The group was also "known for facilitating the transport of weapons and explosively formed penetrators, or EFPs, from Iran to Iraq, as well as bringing militants from Iraq to Iran for terrorist training," the military said in the statement.

The Bush administration has criticized Iran's government for failing to shut off the flow of EFPs into Iraq, although officials have conceded that they have no conclusive intelligence that senior officials in Tehran are behind the smuggling.

The penetrators use explosives to fire a molten slug that is able to pierce even the strongest armor plating, and they are responsible for dozens of American and Iraqi military deaths every month, according to military officials.

Two of the U.S. soldiers killed Friday, whose names were not released, were taking part in raids in southern Baghdad unconnected to the arrests that uncovered bomb-making materials, according to a military statement, which said nine other soldiers had also been wounded.

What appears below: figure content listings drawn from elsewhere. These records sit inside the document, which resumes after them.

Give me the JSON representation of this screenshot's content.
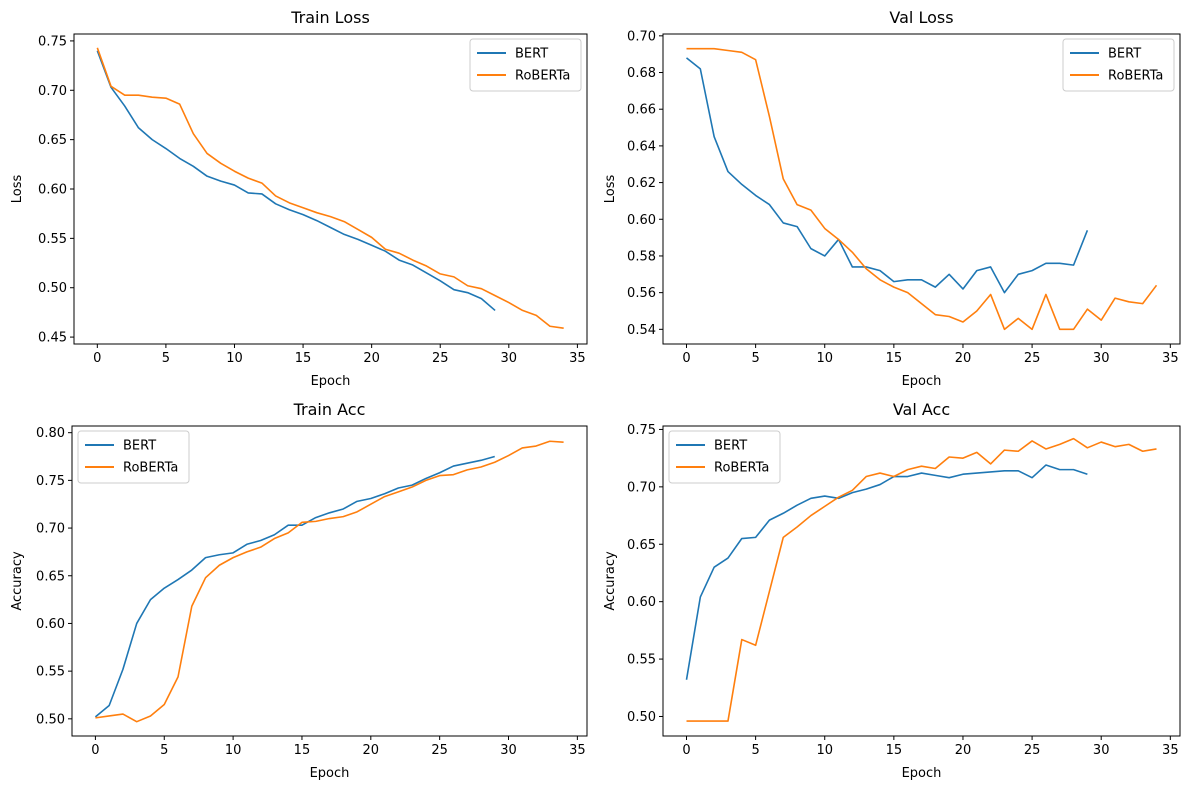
{
  "figure": {
    "background": "#ffffff"
  },
  "colors": {
    "BERT": "#1f77b4",
    "RoBERTa": "#ff7f0e"
  },
  "chart_data": [
    {
      "id": "train-loss",
      "type": "line",
      "title": "Train Loss",
      "xlabel": "Epoch",
      "ylabel": "Loss",
      "xlim": [
        -1.7,
        35.7
      ],
      "ylim": [
        0.443,
        0.757
      ],
      "xticks": [
        0,
        5,
        10,
        15,
        20,
        25,
        30,
        35
      ],
      "yticks": [
        0.45,
        0.5,
        0.55,
        0.6,
        0.65,
        0.7,
        0.75
      ],
      "ytick_labels": [
        "0.45",
        "0.50",
        "0.55",
        "0.60",
        "0.65",
        "0.70",
        "0.75"
      ],
      "legend": "upper right",
      "series": [
        {
          "name": "BERT",
          "color": "#1f77b4",
          "values": [
            0.74,
            0.703,
            0.684,
            0.662,
            0.65,
            0.641,
            0.631,
            0.623,
            0.613,
            0.608,
            0.604,
            0.596,
            0.595,
            0.585,
            0.579,
            0.574,
            0.568,
            0.561,
            0.554,
            0.549,
            0.543,
            0.537,
            0.528,
            0.523,
            0.515,
            0.507,
            0.498,
            0.495,
            0.489,
            0.477
          ]
        },
        {
          "name": "RoBERTa",
          "color": "#ff7f0e",
          "values": [
            0.743,
            0.704,
            0.695,
            0.695,
            0.693,
            0.692,
            0.686,
            0.656,
            0.636,
            0.626,
            0.618,
            0.611,
            0.606,
            0.593,
            0.586,
            0.581,
            0.576,
            0.572,
            0.567,
            0.559,
            0.551,
            0.539,
            0.535,
            0.528,
            0.522,
            0.514,
            0.511,
            0.502,
            0.499,
            0.492,
            0.485,
            0.477,
            0.472,
            0.461,
            0.459
          ]
        }
      ]
    },
    {
      "id": "val-loss",
      "type": "line",
      "title": "Val Loss",
      "xlabel": "Epoch",
      "ylabel": "Loss",
      "xlim": [
        -1.7,
        35.7
      ],
      "ylim": [
        0.532,
        0.701
      ],
      "xticks": [
        0,
        5,
        10,
        15,
        20,
        25,
        30,
        35
      ],
      "yticks": [
        0.54,
        0.56,
        0.58,
        0.6,
        0.62,
        0.64,
        0.66,
        0.68,
        0.7
      ],
      "ytick_labels": [
        "0.54",
        "0.56",
        "0.58",
        "0.60",
        "0.62",
        "0.64",
        "0.66",
        "0.68",
        "0.70"
      ],
      "legend": "upper right",
      "series": [
        {
          "name": "BERT",
          "color": "#1f77b4",
          "values": [
            0.688,
            0.682,
            0.645,
            0.626,
            0.619,
            0.613,
            0.608,
            0.598,
            0.596,
            0.584,
            0.58,
            0.589,
            0.574,
            0.574,
            0.572,
            0.566,
            0.567,
            0.567,
            0.563,
            0.57,
            0.562,
            0.572,
            0.574,
            0.56,
            0.57,
            0.572,
            0.576,
            0.576,
            0.575,
            0.594
          ]
        },
        {
          "name": "RoBERTa",
          "color": "#ff7f0e",
          "values": [
            0.693,
            0.693,
            0.693,
            0.692,
            0.691,
            0.687,
            0.656,
            0.622,
            0.608,
            0.605,
            0.595,
            0.589,
            0.582,
            0.573,
            0.567,
            0.563,
            0.56,
            0.554,
            0.548,
            0.547,
            0.544,
            0.55,
            0.559,
            0.54,
            0.546,
            0.54,
            0.559,
            0.54,
            0.54,
            0.551,
            0.545,
            0.557,
            0.555,
            0.554,
            0.564
          ]
        }
      ]
    },
    {
      "id": "train-acc",
      "type": "line",
      "title": "Train Acc",
      "xlabel": "Epoch",
      "ylabel": "Accuracy",
      "xlim": [
        -1.7,
        35.7
      ],
      "ylim": [
        0.482,
        0.807
      ],
      "xticks": [
        0,
        5,
        10,
        15,
        20,
        25,
        30,
        35
      ],
      "yticks": [
        0.5,
        0.55,
        0.6,
        0.65,
        0.7,
        0.75,
        0.8
      ],
      "ytick_labels": [
        "0.50",
        "0.55",
        "0.60",
        "0.65",
        "0.70",
        "0.75",
        "0.80"
      ],
      "legend": "upper left",
      "series": [
        {
          "name": "BERT",
          "color": "#1f77b4",
          "values": [
            0.502,
            0.514,
            0.552,
            0.6,
            0.625,
            0.637,
            0.646,
            0.656,
            0.669,
            0.672,
            0.674,
            0.683,
            0.687,
            0.693,
            0.703,
            0.703,
            0.711,
            0.716,
            0.72,
            0.728,
            0.731,
            0.736,
            0.742,
            0.745,
            0.752,
            0.758,
            0.765,
            0.768,
            0.771,
            0.775
          ]
        },
        {
          "name": "RoBERTa",
          "color": "#ff7f0e",
          "values": [
            0.501,
            0.503,
            0.505,
            0.497,
            0.503,
            0.515,
            0.544,
            0.618,
            0.648,
            0.661,
            0.669,
            0.675,
            0.68,
            0.689,
            0.695,
            0.706,
            0.707,
            0.71,
            0.712,
            0.717,
            0.725,
            0.733,
            0.738,
            0.743,
            0.75,
            0.755,
            0.756,
            0.761,
            0.764,
            0.769,
            0.776,
            0.784,
            0.786,
            0.791,
            0.79
          ]
        }
      ]
    },
    {
      "id": "val-acc",
      "type": "line",
      "title": "Val Acc",
      "xlabel": "Epoch",
      "ylabel": "Accuracy",
      "xlim": [
        -1.7,
        35.7
      ],
      "ylim": [
        0.483,
        0.753
      ],
      "xticks": [
        0,
        5,
        10,
        15,
        20,
        25,
        30,
        35
      ],
      "yticks": [
        0.5,
        0.55,
        0.6,
        0.65,
        0.7,
        0.75
      ],
      "ytick_labels": [
        "0.50",
        "0.55",
        "0.60",
        "0.65",
        "0.70",
        "0.75"
      ],
      "legend": "upper left",
      "series": [
        {
          "name": "BERT",
          "color": "#1f77b4",
          "values": [
            0.532,
            0.604,
            0.63,
            0.638,
            0.655,
            0.656,
            0.671,
            0.677,
            0.684,
            0.69,
            0.692,
            0.69,
            0.695,
            0.698,
            0.702,
            0.709,
            0.709,
            0.712,
            0.71,
            0.708,
            0.711,
            0.712,
            0.713,
            0.714,
            0.714,
            0.708,
            0.719,
            0.715,
            0.715,
            0.711
          ]
        },
        {
          "name": "RoBERTa",
          "color": "#ff7f0e",
          "values": [
            0.496,
            0.496,
            0.496,
            0.496,
            0.567,
            0.562,
            0.609,
            0.656,
            0.665,
            0.675,
            0.683,
            0.691,
            0.697,
            0.709,
            0.712,
            0.709,
            0.715,
            0.718,
            0.716,
            0.726,
            0.725,
            0.73,
            0.72,
            0.732,
            0.731,
            0.74,
            0.733,
            0.737,
            0.742,
            0.734,
            0.739,
            0.735,
            0.737,
            0.731,
            0.733
          ]
        }
      ]
    }
  ]
}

Three other soldiers were killed in an explosion near a military vehicle in Diyala province, northeast of Baghdad. An Iraqi soldier was killed in front of his house by gunmen in Diwaniya, a Interior Ministry official said.

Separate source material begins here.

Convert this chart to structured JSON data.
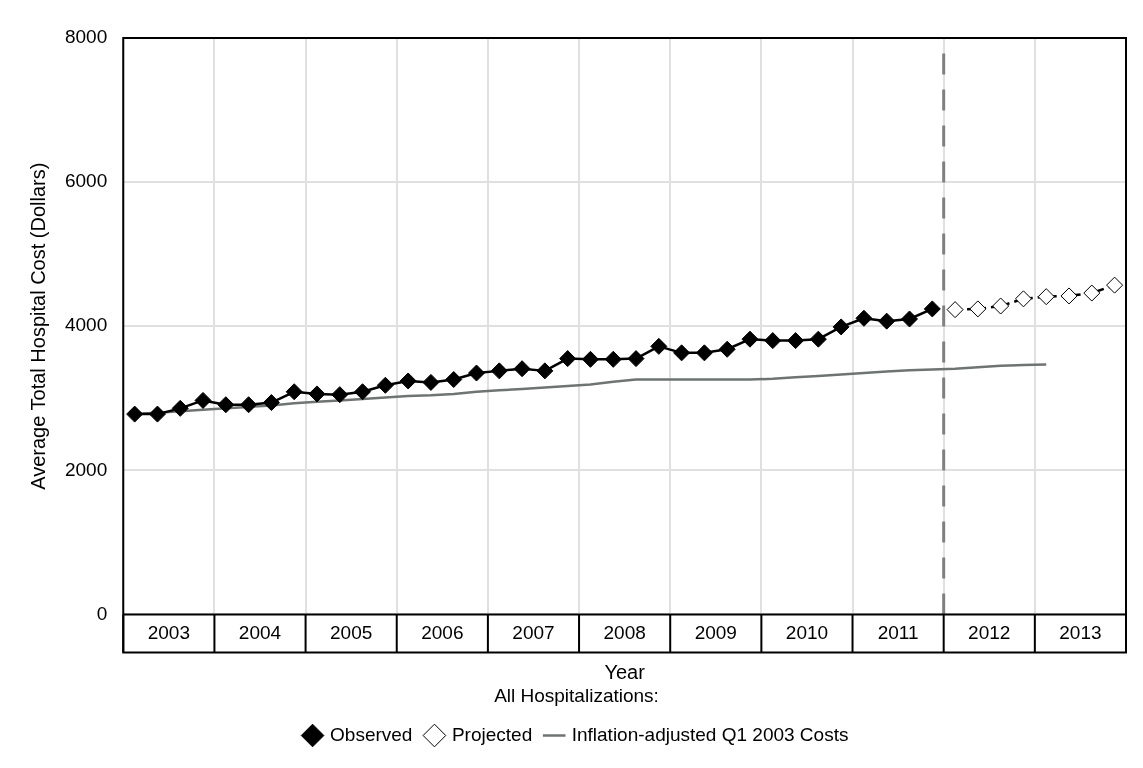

Alaa Uldeen Aziz, 33, a cameraman for ABC, and soundman Saif Laith Yousuf, 26, were killed Thursday afternoon after they were stopped by two cars full of gunmen and forced out of their vehicle, the network said Friday.

In Baqouba, a Sunni insurgent stronghold north of Baghdad, insurgents were said to have attacked a U.S.-Iraqi base at dawn before being driven off in a firefight that lasted an hour and left seven of the attackers dead, according to an Iraqi security official. But Lt. Col. Michael Donnelly, a spokesman for the U.S. military forces in the city, said he was unaware of any major attack in Baqouba.

Throughout Iraq on Friday, car bombs and suicide attacks caused at least 11 other deaths.

Near Hilla, south of Baghdad, a suicide car bomb detonated near a police checkpoint, killing three policemen and wounding two others, a police official said. Two other policemen were killed and two were wounded by a roadside bomb in Eskandria.

On a highway between the northern cities of Mosul and Kirkuk, gunmen attacked three trucks carrying food at dawn and killed the drivers, a police official said. A bomb placed on a bridge near the volatile city of Kirkuk exploded, injuring four people, the police there said.

Insurgents and kidnapping gangs have recently been intensifying their activities on roads in and out of Kirkuk.

In western Baghdad on Friday, a car bomb caused two deaths and a policeman was killed by gunmen, an Interior Ministry official said.

Twenty-five bodies were found around Baghdad.

the city.

On "Good Morning America" on Friday morning, ABC correspondent Terry McCarthy said that Iraqi employees like Aziz and Yousuf, the two ABC journalists killed in the ambush, served "as our eyes and ears in Iraq."

According to the Committee to Protect Journalists, 104 journalists and 39 news-media-support staff members have been killed in Iraq, making it the deadliest conflict for the news media since the organization began tracking deaths 25 years ago.

Eighty-three percent of all news media deaths have been Iraqis.